Le tribunal, dans deux jugements du 13 décembre obtenus mardi par l'AFP, a estimé que la zone de tir autorisée par des arrêtés préfectoraux du 22 novembre, s'étendant sur 19 communes, était trop large et sans « cohérence avec la zone de pâturage concernée par les attaques de loups ». Le tribunal souligne également que ces arrêtés n'ont pas préconisé de « tir de défense ».
La préfecture a annoncé qu'elle « tiendrait compte de ces observations dans ses prochains arrêtés, qui devraient être pris rapidement ».
Jean-François Darmstaedter, président de l'association Ferus pour la conservation du loup, de l'ours et du lynx en France, l'une des trois associations ayant saisi le tribunal administratif, s'est « félicité » de cette décision. « C'est très positif, nous l'accueillons favorablement.

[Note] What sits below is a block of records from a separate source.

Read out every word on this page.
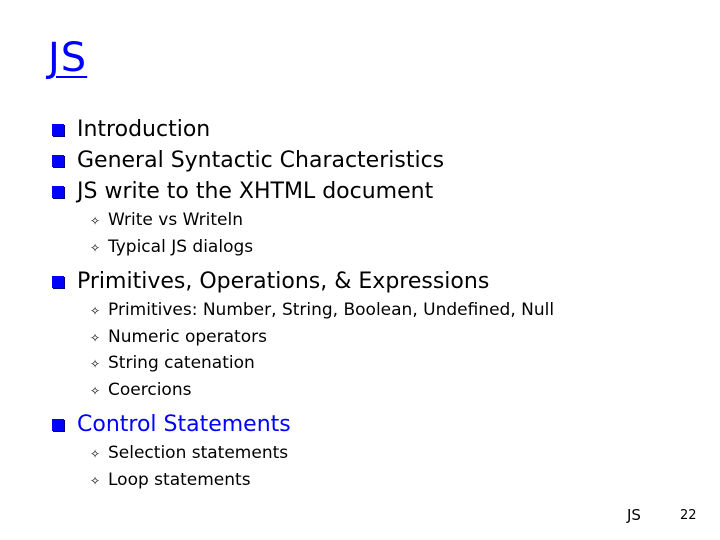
JS
Introduction
General Syntactic Characteristics
JS write to the XHTML document
✧ Write vs Writeln
✧ Typical JS dialogs
Primitives, Operations, & Expressions
✧ Primitives: Number, String, Boolean, Undefined, Null
✧ Numeric operators
✧ String catenation
✧ Coercions
Control Statements
✧ Selection statements
✧ Loop statements
JS	22
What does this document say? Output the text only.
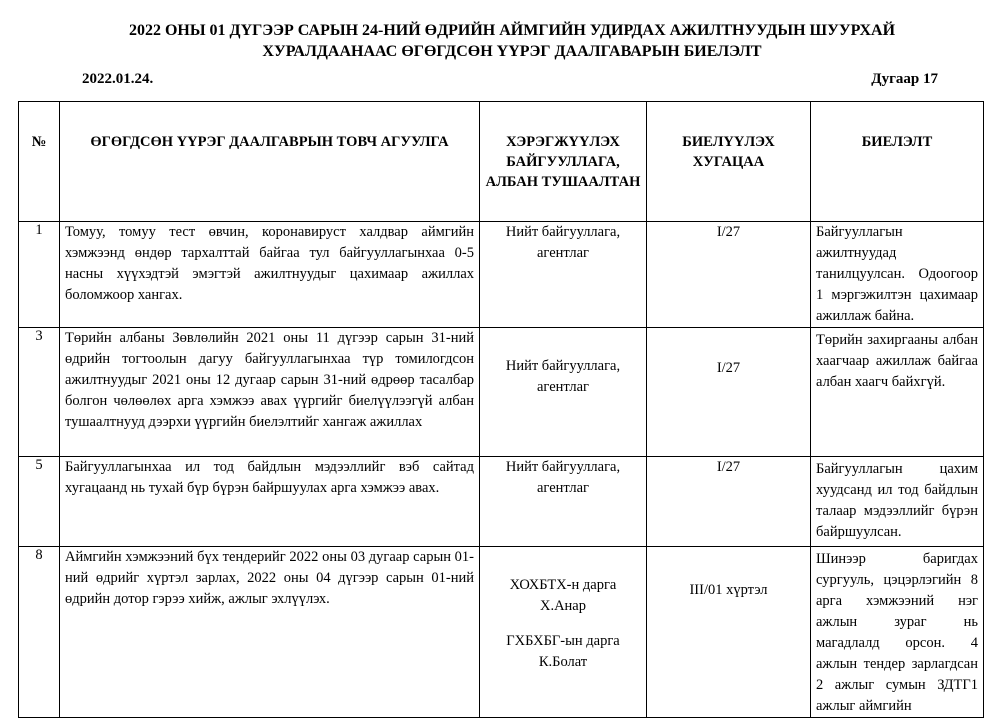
2022 ОНЫ 01 ДҮГЭЭР САРЫН 24-НИЙ ӨДРИЙН АЙМГИЙН УДИРДАХ АЖИЛТНУУДЫН ШУУРХАЙ
ХУРАЛДААНААС ӨГӨГДСӨН ҮҮРЭГ ДААЛГАВАРЫН БИЕЛЭЛТ
2022.01.24.	Дугаар 17
№	ӨГӨГДСӨН ҮҮРЭГ ДААЛГАВРЫН ТОВЧ АГУУЛГА	ХЭРЭГЖҮҮЛЭХ БАЙГУУЛЛАГА, АЛБАН ТУШААЛТАН	БИЕЛҮҮЛЭХ ХУГАЦАА	БИЕЛЭЛТ
1	Томуу, томуу тест өвчин, коронавируст халдвар аймгийн хэмжээнд өндөр тархалттай байгаа тул байгууллагынхаа 0-5 насны хүүхэдтэй эмэгтэй ажилтнуудыг цахимаар ажиллах боломжоор хангах.	Нийт байгууллага, агентлаг	I/27	Байгууллагын ажилтнуудад танилцуулсан. Одоогоор 1 мэргэжилтэн цахимаар ажиллаж байна.
3	Төрийн албаны Зөвлөлийн 2021 оны 11 дүгээр сарын 31-ний өдрийн тогтоолын дагуу байгууллагынхаа түр томилогдсон ажилтнуудыг 2021 оны 12 дугаар сарын 31-ний өдрөөр тасалбар болгон чөлөөлөх арга хэмжээ авах үүргийг биелүүлээгүй албан тушаалтнууд дээрхи үүргийн биелэлтийг хангаж ажиллах	Нийт байгууллага, агентлаг	I/27	Төрийн захиргааны албан хаагчаар ажиллаж байгаа албан хаагч байхгүй.
5	Байгууллагынхаа ил тод байдлын мэдээллийг вэб сайтад хугацаанд нь тухай бүр бүрэн байршуулах арга хэмжээ авах.	Нийт байгууллага, агентлаг	I/27	Байгууллагын цахим хуудсанд ил тод байдлын талаар мэдээллийг бүрэн байршуулсан.
8	Аймгийн хэмжээний бүх тендерийг 2022 оны 03 дугаар сарын 01-ний өдрийг хүртэл зарлах, 2022 оны 04 дүгээр сарын 01-ний өдрийн дотор гэрээ хийж, ажлыг эхлүүлэх.	ХОХБТХ-н дарга
Х.Анар
ГХБХБГ-ын дарга
К.Болат	III/01 хүртэл	Шинээр баригдах сургууль, цэцэрлэгийн 8 арга хэмжээний нэг ажлын зураг нь магадлалд орсон. 4 ажлын тендер зарлагдсан 2 ажлыг сумын ЗДТГ1 ажлыг аймгийн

Nous sommes farouchement opposés à ces chasses en battue déguisées en chasses au grand gibier. Les tirs de prélèvement ne présentent aucun intérêt, il s'agit uniquement de tirs politiques, pour satisfaire les éleveurs ».
Un loup a été abattu le 2 décembre lors d'une battue aux sangliers sur le terrain militaire de Canjuers (Var), une première dans ce département. Quelque 200 attaques de brebis ont été enregistrées en 2012 dans le Var. Revenu naturellement au début des années 1990 dans les Alpes, le loup est en croissance constante en France (il y en a 250 aujourd'hui), d'où une augmentation des attaques sur les troupeaux d'ovidés (5.848 bêtes tuées en 2012, contre 4.920 en 2011 et 2.680 en 2008).